The Luce Scholars Program selects 15-18 college seniors from a national pool of nominated candidates based on the students’ leadership and academic achievements. Fellows live and work in Asia for a year with the intent to gain exposure to the content as a benefit to their future careers. Ross plans to enter law school.

“I don’t yet know the specifics of my position or location in Asia, but I hope to gain valuable insight into foreign arrest, adjudication, and incarceration policies,” Ross explained.

Ross is completing his senior thesis on the depiction of the bee society in the Fourth Book of Vergil’s Georgics, one of the most challenging poems in Latin, under the direction of James J. O’Hara.

“Despite his busy schedule, he works hard, writes well, and responds well to all my comments on his drafts,” commented Prof. O’Hara.

“Henry is one of our star students–he is a member of Phi Beta Kappa, and he has worked on the Student Honor Court for years,” added Sharon L. James. “We are delighted to see him win this very competitive, prestigious scholarship.”

Additionally, Ross has completed graduate-level coursework in Latin and won the 2012 Preston H. and Miriam Epps Prize in Greek Studies. Beyond Carolina, he has taught in Zimbabwe and researched in Cape Town, South Africa.

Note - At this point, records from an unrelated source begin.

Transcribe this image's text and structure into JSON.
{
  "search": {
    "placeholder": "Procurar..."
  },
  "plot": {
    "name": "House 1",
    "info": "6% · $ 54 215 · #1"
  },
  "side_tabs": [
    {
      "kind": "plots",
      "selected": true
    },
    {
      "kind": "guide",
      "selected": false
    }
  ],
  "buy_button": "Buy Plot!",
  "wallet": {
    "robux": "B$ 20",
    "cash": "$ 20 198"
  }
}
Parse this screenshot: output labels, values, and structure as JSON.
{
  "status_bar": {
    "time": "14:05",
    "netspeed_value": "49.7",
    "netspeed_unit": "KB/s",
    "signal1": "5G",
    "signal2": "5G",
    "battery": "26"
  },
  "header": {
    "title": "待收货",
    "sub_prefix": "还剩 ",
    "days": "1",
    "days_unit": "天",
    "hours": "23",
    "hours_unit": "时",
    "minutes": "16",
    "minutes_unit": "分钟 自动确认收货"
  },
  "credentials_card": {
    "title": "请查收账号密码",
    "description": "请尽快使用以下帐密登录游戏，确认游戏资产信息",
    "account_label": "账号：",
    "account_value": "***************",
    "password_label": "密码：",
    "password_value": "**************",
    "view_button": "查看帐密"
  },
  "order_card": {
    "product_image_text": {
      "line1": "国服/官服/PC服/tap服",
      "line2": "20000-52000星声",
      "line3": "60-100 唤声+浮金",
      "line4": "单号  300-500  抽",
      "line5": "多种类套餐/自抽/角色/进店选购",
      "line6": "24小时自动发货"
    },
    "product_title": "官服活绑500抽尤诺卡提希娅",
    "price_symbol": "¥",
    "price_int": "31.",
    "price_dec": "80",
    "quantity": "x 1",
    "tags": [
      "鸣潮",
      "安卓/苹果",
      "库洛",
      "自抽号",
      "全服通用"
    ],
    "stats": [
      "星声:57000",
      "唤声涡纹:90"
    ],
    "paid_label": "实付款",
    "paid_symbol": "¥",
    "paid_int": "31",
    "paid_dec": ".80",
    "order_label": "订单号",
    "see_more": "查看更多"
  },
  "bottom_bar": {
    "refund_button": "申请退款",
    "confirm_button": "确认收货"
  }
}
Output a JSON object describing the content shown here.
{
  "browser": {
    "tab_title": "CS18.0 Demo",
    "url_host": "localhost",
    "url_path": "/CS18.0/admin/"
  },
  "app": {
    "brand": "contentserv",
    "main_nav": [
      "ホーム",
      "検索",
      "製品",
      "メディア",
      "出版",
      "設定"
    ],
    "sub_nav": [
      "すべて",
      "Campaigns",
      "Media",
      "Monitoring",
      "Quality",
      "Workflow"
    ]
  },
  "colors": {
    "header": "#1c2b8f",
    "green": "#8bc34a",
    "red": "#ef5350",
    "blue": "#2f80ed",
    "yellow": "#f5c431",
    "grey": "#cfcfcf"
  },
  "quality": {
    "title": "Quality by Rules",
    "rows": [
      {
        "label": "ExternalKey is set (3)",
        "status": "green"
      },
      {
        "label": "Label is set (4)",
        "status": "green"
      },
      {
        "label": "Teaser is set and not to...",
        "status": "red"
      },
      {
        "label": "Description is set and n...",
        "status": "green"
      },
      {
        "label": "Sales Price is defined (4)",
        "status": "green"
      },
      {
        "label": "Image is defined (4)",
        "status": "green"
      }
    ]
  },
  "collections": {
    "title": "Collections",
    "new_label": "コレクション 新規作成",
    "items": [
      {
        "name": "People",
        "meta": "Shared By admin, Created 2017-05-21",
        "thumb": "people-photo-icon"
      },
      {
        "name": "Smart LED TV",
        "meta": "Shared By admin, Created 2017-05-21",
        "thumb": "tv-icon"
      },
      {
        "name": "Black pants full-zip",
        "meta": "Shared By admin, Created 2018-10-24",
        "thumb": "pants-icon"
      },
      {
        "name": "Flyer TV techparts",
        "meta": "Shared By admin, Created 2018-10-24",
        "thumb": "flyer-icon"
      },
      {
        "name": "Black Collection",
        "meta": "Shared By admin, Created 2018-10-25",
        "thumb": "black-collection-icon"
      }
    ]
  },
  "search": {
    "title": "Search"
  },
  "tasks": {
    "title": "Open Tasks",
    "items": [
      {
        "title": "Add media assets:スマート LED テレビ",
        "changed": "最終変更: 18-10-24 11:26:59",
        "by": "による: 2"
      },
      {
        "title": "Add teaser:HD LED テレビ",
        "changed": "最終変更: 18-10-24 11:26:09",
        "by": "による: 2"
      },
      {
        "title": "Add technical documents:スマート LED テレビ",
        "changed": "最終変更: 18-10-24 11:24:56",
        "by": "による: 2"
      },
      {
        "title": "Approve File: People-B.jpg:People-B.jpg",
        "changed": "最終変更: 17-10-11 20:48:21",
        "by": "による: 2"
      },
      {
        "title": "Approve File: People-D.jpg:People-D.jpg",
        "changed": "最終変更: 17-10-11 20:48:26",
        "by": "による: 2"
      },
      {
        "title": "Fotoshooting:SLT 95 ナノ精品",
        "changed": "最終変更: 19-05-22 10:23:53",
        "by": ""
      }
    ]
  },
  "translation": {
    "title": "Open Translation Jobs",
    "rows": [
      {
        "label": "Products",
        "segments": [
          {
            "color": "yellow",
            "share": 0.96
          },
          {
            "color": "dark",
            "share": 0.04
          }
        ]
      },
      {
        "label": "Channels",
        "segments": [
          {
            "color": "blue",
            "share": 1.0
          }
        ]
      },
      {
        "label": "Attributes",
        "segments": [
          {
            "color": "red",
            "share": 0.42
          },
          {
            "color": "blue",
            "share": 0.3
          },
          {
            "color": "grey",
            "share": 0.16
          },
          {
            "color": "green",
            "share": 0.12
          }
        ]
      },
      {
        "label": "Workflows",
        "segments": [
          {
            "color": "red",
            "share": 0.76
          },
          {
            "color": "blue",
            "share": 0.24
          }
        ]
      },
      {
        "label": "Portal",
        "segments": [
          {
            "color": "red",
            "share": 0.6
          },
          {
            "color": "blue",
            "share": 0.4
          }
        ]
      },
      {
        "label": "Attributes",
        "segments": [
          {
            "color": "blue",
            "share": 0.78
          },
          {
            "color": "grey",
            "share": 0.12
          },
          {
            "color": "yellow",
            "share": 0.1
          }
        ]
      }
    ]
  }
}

“Study in the Classics Department has been my most valuable academic experience at Carolina, and vital in my preparation and selection for the Luce,” Ross reflected. “Like the department, the Luce Foundation embraces a holistic study of language, history, literature, and culture. In Asia, and in my legal career, I will rely on my background in Classics to make connections and express my ideas. The professors here who have deepened my interest in the ancient world have also exemplified rigor, integrity, collegiality, humility, attention to detail, and commitment to learning. I hope to follow their example and put to use the skills I have learned as I pursue work and study in criminal law.”

Aside from his academic work, Ross has interned for the Public Defender Service in Washington, D.C., and now works as the student body’s deputy student attorney general and solicitor general.

We congratulate him for this significant achievement!